In order to use the empirical data obtained in this study for future up-scaling of the bioremediation process, we modeled the 4-CP degradation pattern. We have used a non-linear regression approach since the 4-CP biodegradation follows an inverse sigmoidal pattern with two constants or empirical parameters that allow the determination of the half-life of the pollutant.

The main estimator of 4-CP biodegradation kinetics was the half-life calculated through Eq. (4). The half-life for a pollutant is conceptually defined as the time required for a substance to decrease to half of its initial concentration (Agarry et al. 2013; Agarry and Oghenejoboh 2015). The biodegradation of 4-CP was faster in the pots trials (lower t1/2) compared to the microcosm trials (Table 2) likely due to uncontrolled environmental parameters such as soil relative moisture and temperature that fluctuated during the experiment, thus impacting on the observed biodegradation kinetics.

The model can be used to predict the 4-CP biodegradation at larger scale (e.g. field treatments in the same type of soil). Thus, starting from a similar relative inoculum size of A. chlorophenolicus A6, the same biodegradation pattern would be expected and therefore the time to degrade all the pollutant could be calculated ahead using the model, which leads to the possibility of better bioremediation set-ups and saving of resources.

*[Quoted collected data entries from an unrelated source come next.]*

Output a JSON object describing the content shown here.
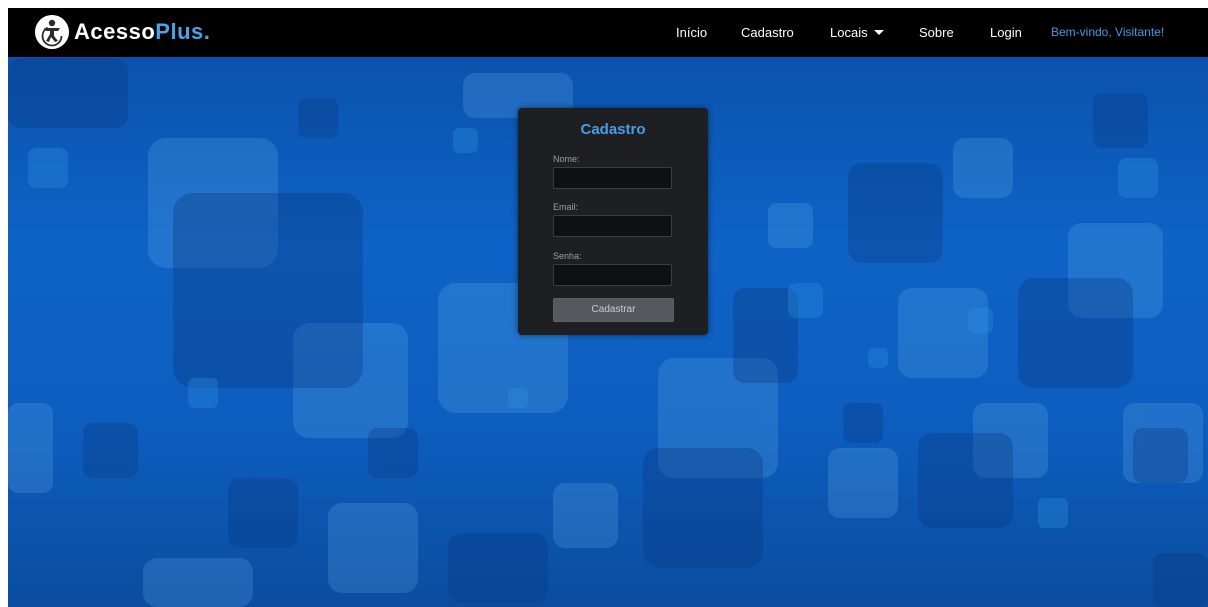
{
  "brand": {
    "name_main": "Acesso",
    "name_accent": "Plus."
  },
  "nav": {
    "items": [
      {
        "label": "Início"
      },
      {
        "label": "Cadastro"
      },
      {
        "label": "Locais"
      },
      {
        "label": "Sobre"
      },
      {
        "label": "Login"
      }
    ],
    "welcome": "Bem-vindo, Visitante!"
  },
  "form": {
    "title": "Cadastro",
    "fields": [
      {
        "label": "Nome:",
        "value": ""
      },
      {
        "label": "Email:",
        "value": ""
      },
      {
        "label": "Senha:",
        "value": ""
      }
    ],
    "submit_label": "Cadastrar"
  },
  "colors": {
    "accent": "#4a9de4",
    "navbar": "#000000",
    "panel": "#1d1f22",
    "background": "#0d5dbf"
  }
}
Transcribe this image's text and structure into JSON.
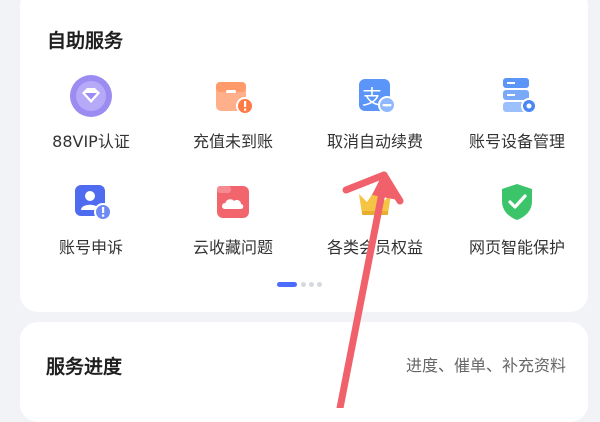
{
  "services": {
    "title": "自助服务",
    "items": [
      {
        "label": "88VIP认证",
        "icon": "vip-diamond-icon"
      },
      {
        "label": "充值未到账",
        "icon": "wallet-alert-icon"
      },
      {
        "label": "取消自动续费",
        "icon": "alipay-minus-icon"
      },
      {
        "label": "账号设备管理",
        "icon": "device-server-icon"
      },
      {
        "label": "账号申诉",
        "icon": "account-appeal-icon"
      },
      {
        "label": "云收藏问题",
        "icon": "cloud-folder-icon"
      },
      {
        "label": "各类会员权益",
        "icon": "crown-icon"
      },
      {
        "label": "网页智能保护",
        "icon": "shield-check-icon"
      }
    ]
  },
  "pagination": {
    "pages": 4,
    "current": 1
  },
  "progress": {
    "title": "服务进度",
    "subtitle": "进度、催单、补充资料"
  },
  "colors": {
    "accent": "#4b6cff",
    "arrow": "#f0616b",
    "vip": "#8f7df0",
    "orange": "#ff8c5a",
    "blue": "#4b86f5",
    "red": "#f2656d",
    "gold": "#f6c445",
    "green": "#3cc46a"
  }
}
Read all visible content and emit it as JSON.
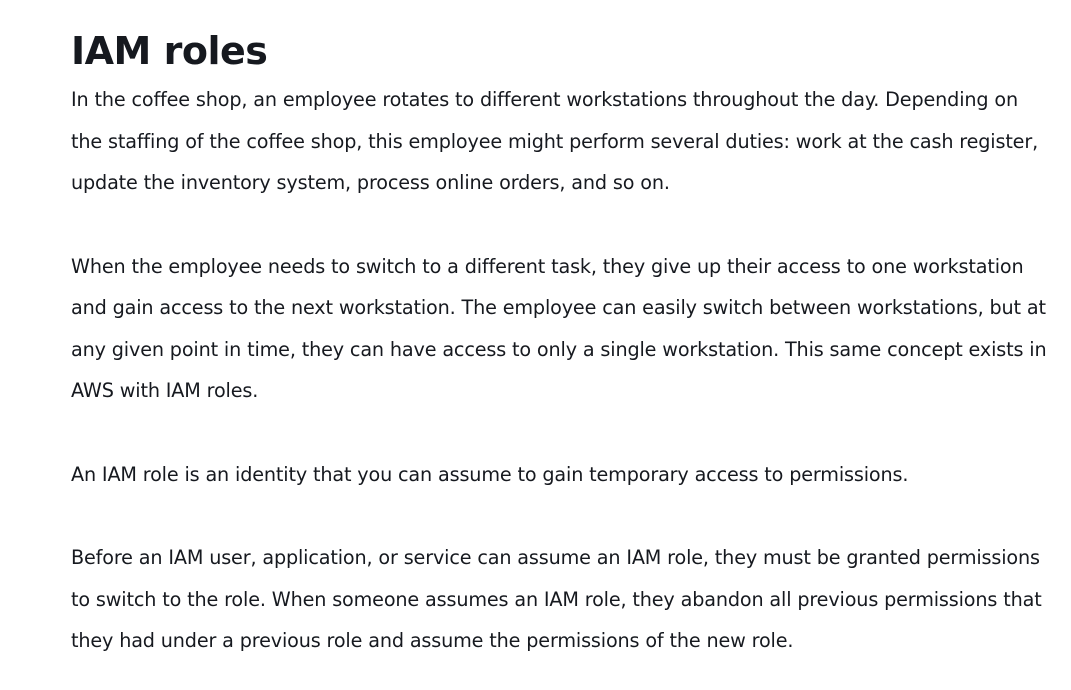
{
  "page": {
    "title": "IAM roles",
    "paragraphs": [
      "In the coffee shop, an employee rotates to different workstations throughout the day. Depending on the staffing of the coffee shop, this employee might perform several duties: work at the cash register, update the inventory system, process online orders, and so on.",
      "When the employee needs to switch to a different task, they give up their access to one workstation and gain access to the next workstation. The employee can easily switch between workstations, but at any given point in time, they can have access to only a single workstation. This same concept exists in AWS with IAM roles.",
      "An IAM role is an identity that you can assume to gain temporary access to permissions.",
      "Before an IAM user, application, or service can assume an IAM role, they must be granted permissions to switch to the role. When someone assumes an IAM role, they abandon all previous permissions that they had under a previous role and assume the permissions of the new role."
    ]
  }
}
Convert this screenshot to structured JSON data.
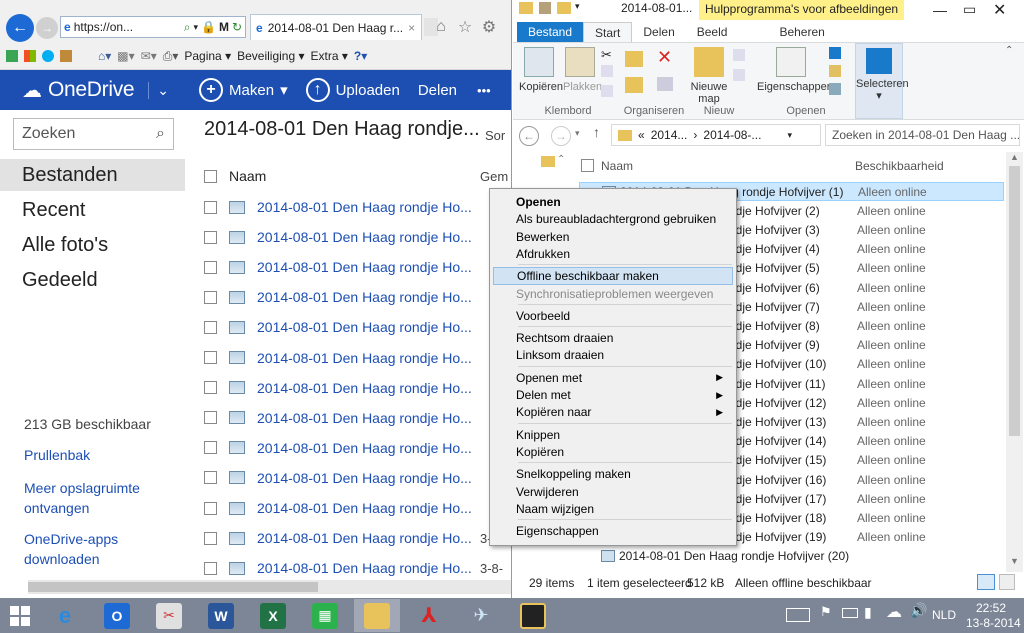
{
  "ie": {
    "url": "https://on...",
    "tab_title": "2014-08-01 Den Haag r...",
    "command_bar": {
      "page": "Pagina",
      "security": "Beveiliging",
      "extra": "Extra"
    }
  },
  "onedrive": {
    "brand": "OneDrive",
    "create": "Maken",
    "upload": "Uploaden",
    "delete": "Delen",
    "more": "•••",
    "search_placeholder": "Zoeken",
    "nav": [
      "Bestanden",
      "Recent",
      "Alle foto's",
      "Gedeeld"
    ],
    "storage": "213 GB beschikbaar",
    "recycle": "Prullenbak",
    "more_storage": "Meer opslagruimte ontvangen",
    "apps": "OneDrive-apps downloaden",
    "folder_title": "2014-08-01 Den Haag rondje...",
    "sort_label": "Sor",
    "col_name": "Naam",
    "col_date": "Gem",
    "files": [
      "2014-08-01 Den Haag rondje Ho...",
      "2014-08-01 Den Haag rondje Ho...",
      "2014-08-01 Den Haag rondje Ho...",
      "2014-08-01 Den Haag rondje Ho...",
      "2014-08-01 Den Haag rondje Ho...",
      "2014-08-01 Den Haag rondje Ho...",
      "2014-08-01 Den Haag rondje Ho...",
      "2014-08-01 Den Haag rondje Ho...",
      "2014-08-01 Den Haag rondje Ho...",
      "2014-08-01 Den Haag rondje Ho...",
      "2014-08-01 Den Haag rondje Ho...",
      "2014-08-01 Den Haag rondje Ho...",
      "2014-08-01 Den Haag rondje Ho..."
    ],
    "last_dates": [
      "3-8-",
      "3-8-"
    ]
  },
  "explorer": {
    "title": "2014-08-01...",
    "tool_context": "Hulpprogramma's voor afbeeldingen",
    "tabs": {
      "file": "Bestand",
      "start": "Start",
      "share": "Delen",
      "view": "Beeld",
      "manage": "Beheren"
    },
    "ribbon": {
      "copy": "Kopiëren",
      "paste": "Plakken",
      "clipboard": "Klembord",
      "organize": "Organiseren",
      "new_folder": "Nieuwe map",
      "new": "Nieuw",
      "properties": "Eigenschappen",
      "open": "Openen",
      "select": "Selecteren"
    },
    "breadcrumb": {
      "prefix": "«",
      "p1": "2014...",
      "p2": "2014-08-..."
    },
    "search_placeholder": "Zoeken in 2014-08-01 Den Haag ...",
    "col_name": "Naam",
    "col_avail": "Beschikbaarheid",
    "rows": [
      {
        "name": "2014-08-01 Den Haag rondje Hofvijver (1)",
        "avail": "Alleen online"
      },
      {
        "name": "ndje Hofvijver (2)",
        "avail": "Alleen online"
      },
      {
        "name": "ndje Hofvijver (3)",
        "avail": "Alleen online"
      },
      {
        "name": "ndje Hofvijver (4)",
        "avail": "Alleen online"
      },
      {
        "name": "ndje Hofvijver (5)",
        "avail": "Alleen online"
      },
      {
        "name": "ndje Hofvijver (6)",
        "avail": "Alleen online"
      },
      {
        "name": "ndje Hofvijver (7)",
        "avail": "Alleen online"
      },
      {
        "name": "ndje Hofvijver (8)",
        "avail": "Alleen online"
      },
      {
        "name": "ndje Hofvijver (9)",
        "avail": "Alleen online"
      },
      {
        "name": "ndje Hofvijver (10)",
        "avail": "Alleen online"
      },
      {
        "name": "ndje Hofvijver (11)",
        "avail": "Alleen online"
      },
      {
        "name": "ndje Hofvijver (12)",
        "avail": "Alleen online"
      },
      {
        "name": "ndje Hofvijver (13)",
        "avail": "Alleen online"
      },
      {
        "name": "ndje Hofvijver (14)",
        "avail": "Alleen online"
      },
      {
        "name": "ndje Hofvijver (15)",
        "avail": "Alleen online"
      },
      {
        "name": "ndje Hofvijver (16)",
        "avail": "Alleen online"
      },
      {
        "name": "ndje Hofvijver (17)",
        "avail": "Alleen online"
      },
      {
        "name": "ndje Hofvijver (18)",
        "avail": "Alleen online"
      },
      {
        "name": "ndje Hofvijver (19)",
        "avail": "Alleen online"
      },
      {
        "name": "2014-08-01 Den Haag rondje Hofvijver (20)",
        "avail": ""
      }
    ],
    "status": {
      "count": "29 items",
      "selected": "1 item geselecteerd",
      "size": "512 kB",
      "state": "Alleen offline beschikbaar"
    }
  },
  "context_menu": [
    {
      "label": "Openen",
      "style": "bold"
    },
    {
      "label": "Als bureaubladachtergrond gebruiken"
    },
    {
      "label": "Bewerken"
    },
    {
      "label": "Afdrukken"
    },
    {
      "label": "Offline beschikbaar maken",
      "style": "hl"
    },
    {
      "label": "Synchronisatieproblemen weergeven",
      "style": "dis"
    },
    {
      "label": "Voorbeeld"
    },
    {
      "label": "Rechtsom draaien"
    },
    {
      "label": "Linksom draaien"
    },
    {
      "label": "Openen met",
      "submenu": true
    },
    {
      "label": "Delen met",
      "submenu": true
    },
    {
      "label": "Kopiëren naar",
      "submenu": true
    },
    {
      "label": "Knippen"
    },
    {
      "label": "Kopiëren"
    },
    {
      "label": "Snelkoppeling maken"
    },
    {
      "label": "Verwijderen"
    },
    {
      "label": "Naam wijzigen"
    },
    {
      "label": "Eigenschappen"
    }
  ],
  "taskbar": {
    "lang": "NLD",
    "time": "22:52",
    "date": "13-8-2014"
  }
}
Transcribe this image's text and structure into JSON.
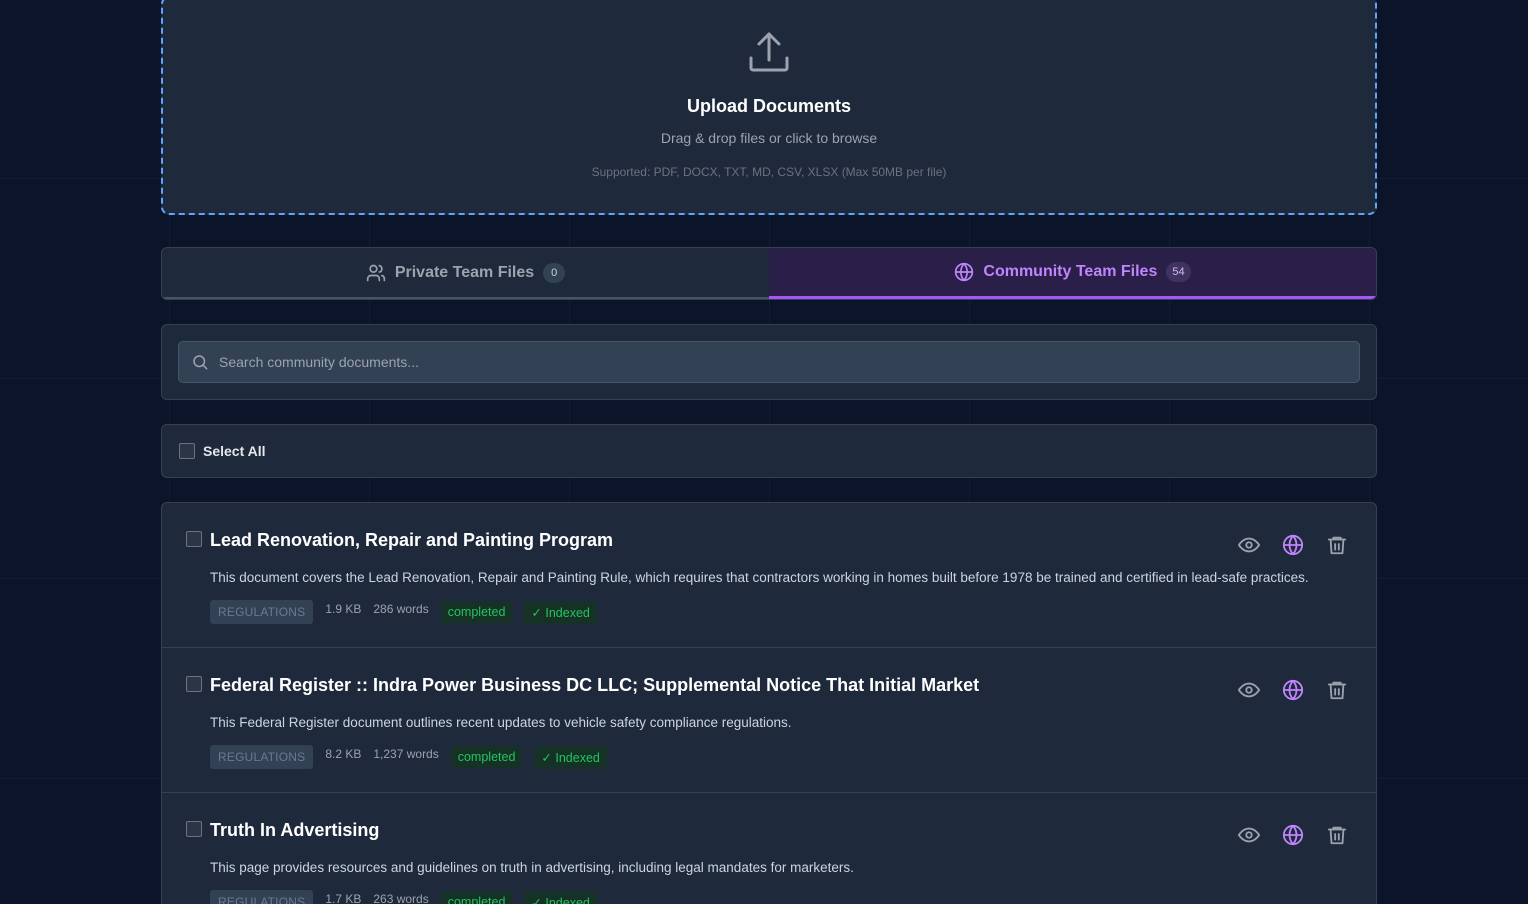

In addition, since both parameters m and k are dependent on the temperature, it would be interesting to determine the behavior of the biodegradation profile at different constant temperatures. That is, knowing the kinetic parameters of the system at different temperatures would allow for a more reliable prediction of the 4-CP biodegradation by A. chlorophenolicus.

The successful formulation and stabilization of A. chlorophenolicus A6 and the subsequent bioaugmentation of 4-CP degradation using such a microbial product open up the possibility of similar approaches for other Arthrobacter strains possessing various desirable pollutant-degrading capabilities. The use of genetically modified microorganisms in order to combine abilities for pollutant mineralization with abilities to produce compatible solutes for increased survival rates during formulation and stabilization is an interesting possibility for future work.